Lorsque ce fut son tour, la contrôleuse récupéra son billet.

— Bon séjour, lui souhaita-t-elle.

— Merci, répondit-il en lui souriant.

Et il descendit du train.

Désormais, il lui était impossible de remonter dans le train.

Un homme l’attendait quelque part dans cette jungle urbaine.

Il ne le savait pas, mais il était sur le point de tomber follement amoureux. Le premier serait le dernier. Une fois qu’il aurait consommé l’amour en sa compagnie, Justin ne se soucierait plus du regard des autres. Et il serait libre, à Homoville, mais aussi dans les autres villes de la région.

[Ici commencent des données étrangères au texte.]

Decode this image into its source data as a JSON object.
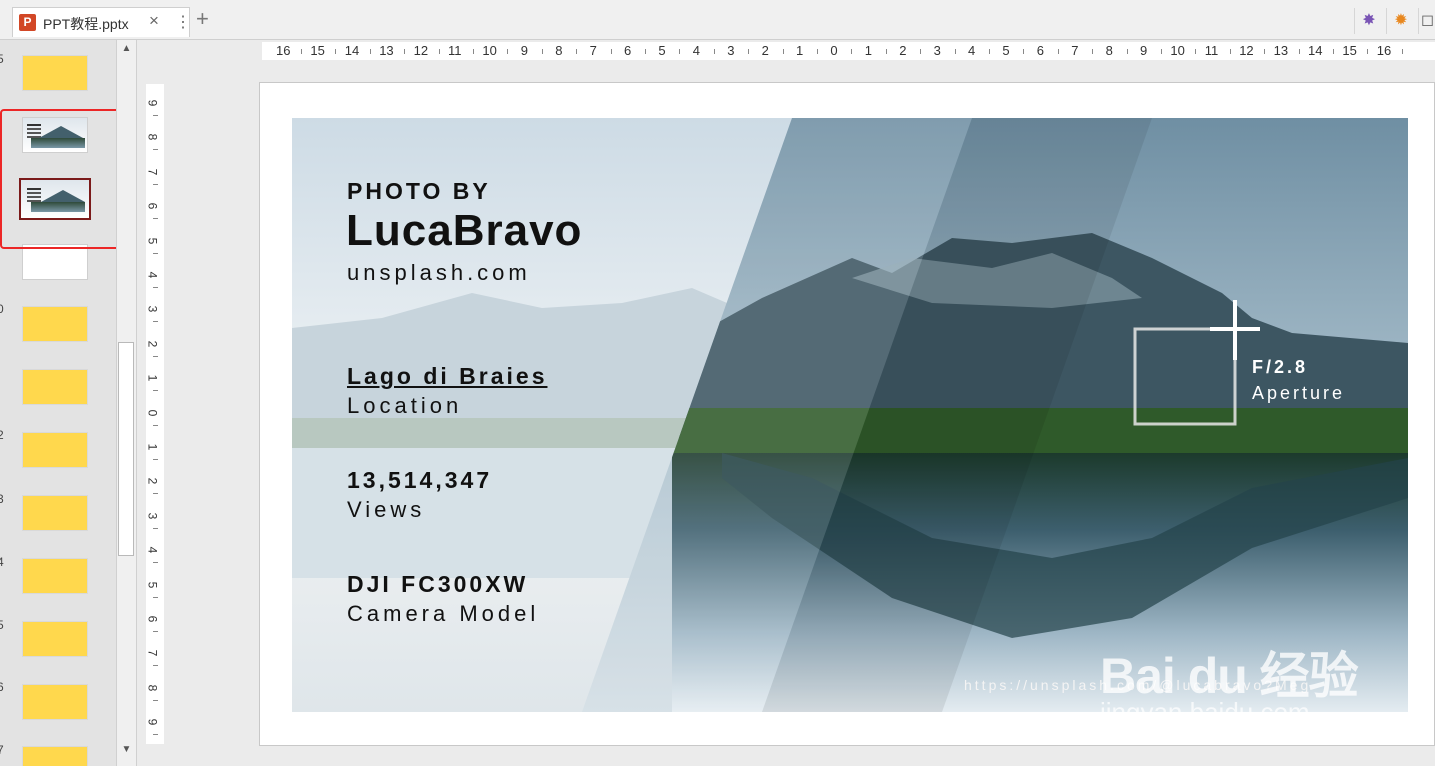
{
  "tab": {
    "title": "PPT教程.pptx",
    "close": "×",
    "more": "⋮",
    "add": "+",
    "icon_letter": "P"
  },
  "toolbar_right": [
    {
      "icon": "wand-icon",
      "glyph": "✸"
    },
    {
      "icon": "settings-icon",
      "glyph": "✹"
    },
    {
      "icon": "window-icon",
      "glyph": "◻"
    }
  ],
  "thumbnails": {
    "numbers": [
      "5",
      "0",
      "2",
      "3",
      "4",
      "5",
      "6",
      "7"
    ],
    "items": [
      "yellow",
      "image",
      "image-selected",
      "white",
      "yellow",
      "yellow",
      "yellow",
      "yellow",
      "yellow",
      "yellow",
      "yellow",
      "yellow"
    ]
  },
  "scroll": {
    "up": "▲",
    "down": "▼"
  },
  "ruler": {
    "horizontal": [
      "16",
      "15",
      "14",
      "13",
      "12",
      "11",
      "10",
      "9",
      "8",
      "7",
      "6",
      "5",
      "4",
      "3",
      "2",
      "1",
      "0",
      "1",
      "2",
      "3",
      "4",
      "5",
      "6",
      "7",
      "8",
      "9",
      "10",
      "11",
      "12",
      "13",
      "14",
      "15",
      "16"
    ],
    "vertical": [
      "9",
      "8",
      "7",
      "6",
      "5",
      "4",
      "3",
      "2",
      "1",
      "0",
      "1",
      "2",
      "3",
      "4",
      "5",
      "6",
      "7",
      "8",
      "9"
    ]
  },
  "slide": {
    "photo_by": "PHOTO BY",
    "name": "LucaBravo",
    "site": "unsplash.com",
    "location_value": "Lago di Braies",
    "location_label": "Location",
    "views_value": "13,514,347",
    "views_label": "Views",
    "camera_value": "DJI FC300XW",
    "camera_label": "Camera Model",
    "aperture_value": "F/2.8",
    "aperture_label": "Aperture",
    "url": "https://unsplash.com/@lucabravo?Meg"
  },
  "watermark": {
    "line1": "Bai du 经验",
    "line2": "jingyan.baidu.com"
  },
  "colors": {
    "accent_red": "#ec2626",
    "thumb_yellow": "#ffd84d",
    "selected_border": "#7b1a1a",
    "ppt_icon": "#d24726"
  }
}
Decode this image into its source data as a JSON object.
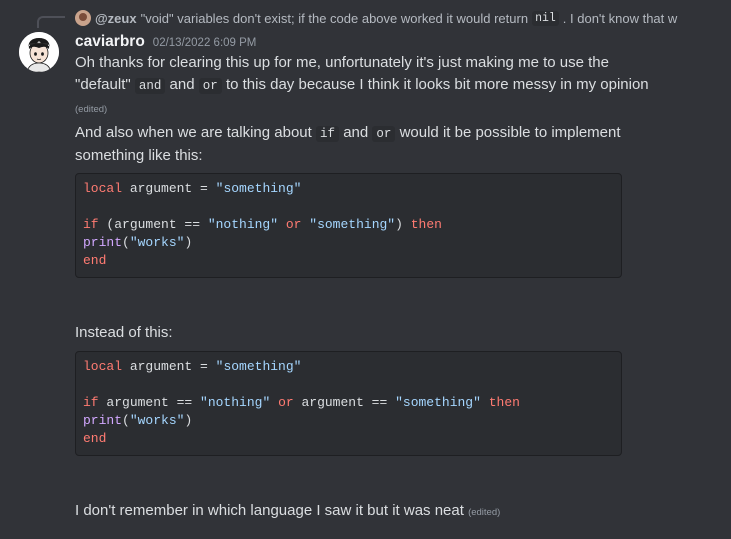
{
  "reply": {
    "author": "@zeux",
    "text_before": "\"void\" variables don't exist; if the code above worked it would return",
    "code": "nil",
    "text_after": ". I don't know that w"
  },
  "message": {
    "username": "caviarbro",
    "timestamp": "02/13/2022 6:09 PM",
    "edited_label": "(edited)",
    "p1": {
      "line1": "Oh thanks for clearing this up for me, unfortunately it's just making me to use the",
      "quote_default": "\"default\"",
      "code_and": "and",
      "word_and": "and",
      "code_or": "or",
      "tail": "to this day because I think it looks bit more messy in my opinion"
    },
    "p2": {
      "part1": "And also when we are talking about",
      "code_if": "if",
      "word_and": "and",
      "code_or": "or",
      "part2": "would it be possible to implement",
      "line2": "something like this:"
    },
    "code1": {
      "l1_kw": "local",
      "l1_mid": " argument = ",
      "l1_str": "\"something\"",
      "l3_kw": "if",
      "l3_a": " (argument == ",
      "l3_s1": "\"nothing\"",
      "l3_or": "or",
      "l3_s2": "\"something\"",
      "l3_b": ") ",
      "l3_then": "then",
      "l4_fn": "print",
      "l4_a": "(",
      "l4_str": "\"works\"",
      "l4_b": ")",
      "l5_kw": "end"
    },
    "p3": "Instead of this:",
    "code2": {
      "l1_kw": "local",
      "l1_mid": " argument = ",
      "l1_str": "\"something\"",
      "l3_kw": "if",
      "l3_a": " argument == ",
      "l3_s1": "\"nothing\"",
      "l3_or": "or",
      "l3_b": " argument == ",
      "l3_s2": "\"something\"",
      "l3_then": "then",
      "l4_fn": "print",
      "l4_a": "(",
      "l4_str": "\"works\"",
      "l4_b": ")",
      "l5_kw": "end"
    },
    "p4": "I don't remember in which language I saw it but it was neat"
  },
  "colors": {
    "background": "#313338",
    "keyword": "#ff7b72",
    "string": "#a5d6ff",
    "function": "#d2a8ff"
  }
}
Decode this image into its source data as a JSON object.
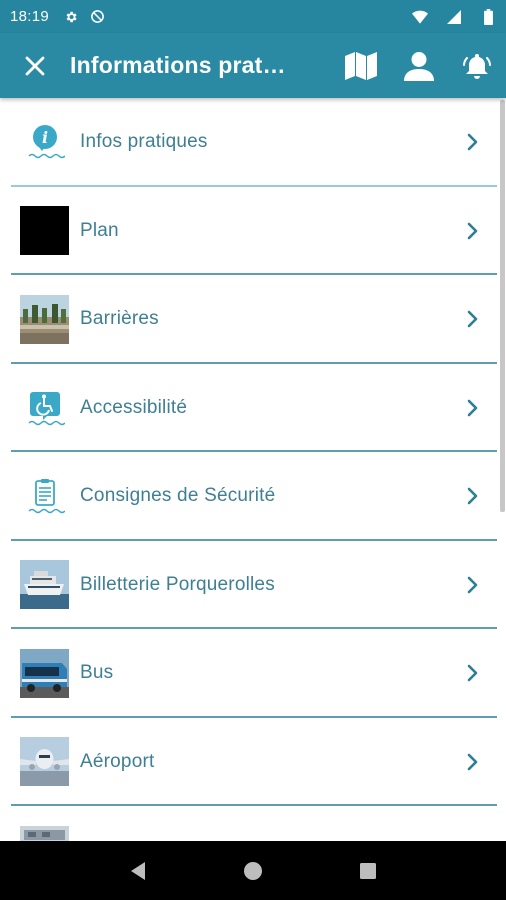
{
  "status_bar": {
    "time": "18:19",
    "icons": [
      "gear-icon",
      "no-disturb-icon",
      "wifi-icon",
      "signal-icon",
      "battery-icon"
    ]
  },
  "app_bar": {
    "title": "Informations prati…",
    "icons": [
      "close-icon",
      "map-icon",
      "user-icon",
      "bell-icon"
    ]
  },
  "list": {
    "items": [
      {
        "label": "Infos pratiques",
        "icon": "info-icon"
      },
      {
        "label": "Plan",
        "icon": "black-thumbnail"
      },
      {
        "label": "Barrières",
        "icon": "barriers-photo"
      },
      {
        "label": "Accessibilité",
        "icon": "wheelchair-icon"
      },
      {
        "label": "Consignes de Sécurité",
        "icon": "clipboard-icon"
      },
      {
        "label": "Billetterie Porquerolles",
        "icon": "ferry-photo"
      },
      {
        "label": "Bus",
        "icon": "bus-photo"
      },
      {
        "label": "Aéroport",
        "icon": "airplane-photo"
      },
      {
        "label": "",
        "icon": "train-photo"
      }
    ]
  },
  "colors": {
    "primary": "#2a8aa3",
    "status_bar": "#27869f",
    "text": "#3f7f93",
    "divider": "#2a7e95",
    "accent_icon": "#3aa9c7"
  }
}
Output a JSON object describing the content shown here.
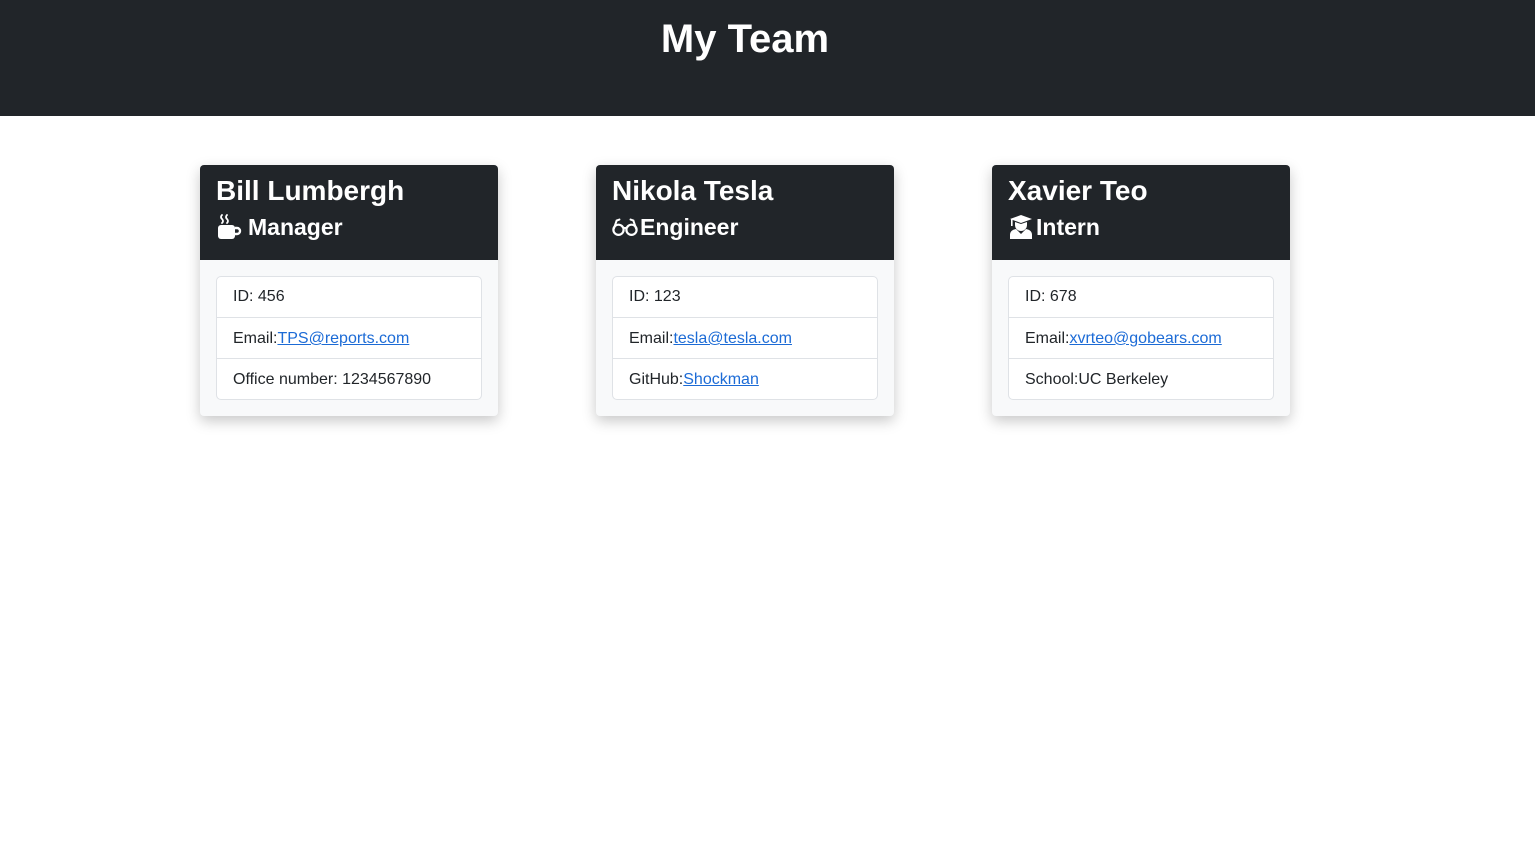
{
  "header": {
    "title": "My Team"
  },
  "cards": [
    {
      "name": "Bill Lumbergh",
      "role": "Manager",
      "icon": "coffee-cup-icon",
      "id_text": "ID: 456",
      "email_label": "Email:",
      "email": "TPS@reports.com",
      "extra_label": "Office number: ",
      "extra_value": "1234567890"
    },
    {
      "name": "Nikola Tesla",
      "role": "Engineer",
      "icon": "glasses-icon",
      "id_text": "ID: 123",
      "email_label": "Email:",
      "email": "tesla@tesla.com",
      "extra_label": "GitHub:",
      "extra_value": "Shockman"
    },
    {
      "name": "Xavier Teo",
      "role": "Intern",
      "icon": "graduate-icon",
      "id_text": "ID: 678",
      "email_label": "Email:",
      "email": "xvrteo@gobears.com",
      "extra_label": "School:",
      "extra_value": "UC Berkeley"
    }
  ],
  "colors": {
    "header_bg": "#212529",
    "card_bg": "#f8f9fa",
    "link": "#1c6bd6"
  }
}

Il pourrait se balader à Hétéroville sans avoir peur ou honte qu’on sache qu’il vienne d’Homoville.

Son ventre serait libéré de l’angoisse et de la pression qu’il s’infligeait à vouloir être un homme qu’il n’était pas.

Certes, le trac l’empêchait de courir à grandes enjambées vers sa nouvelle résidence. Mais, de voir d’autres passagers marcher dans la même direction que lui le rassurait.

Ainsi, il commença à se détendre et il eut envie de sourire lorsqu’il franchit l’arche aux couleurs de l’arc-en-ciel. Il ne se souciait pas de la neige qui en tombait, saupoudrant au passage les épaules, les bonnets et les capuches des nouveaux arrivants.

C’était fini, ce long processus d’acceptation se terminait.

Justin venait d’arriver chez lui, et il n’en repartirait pas.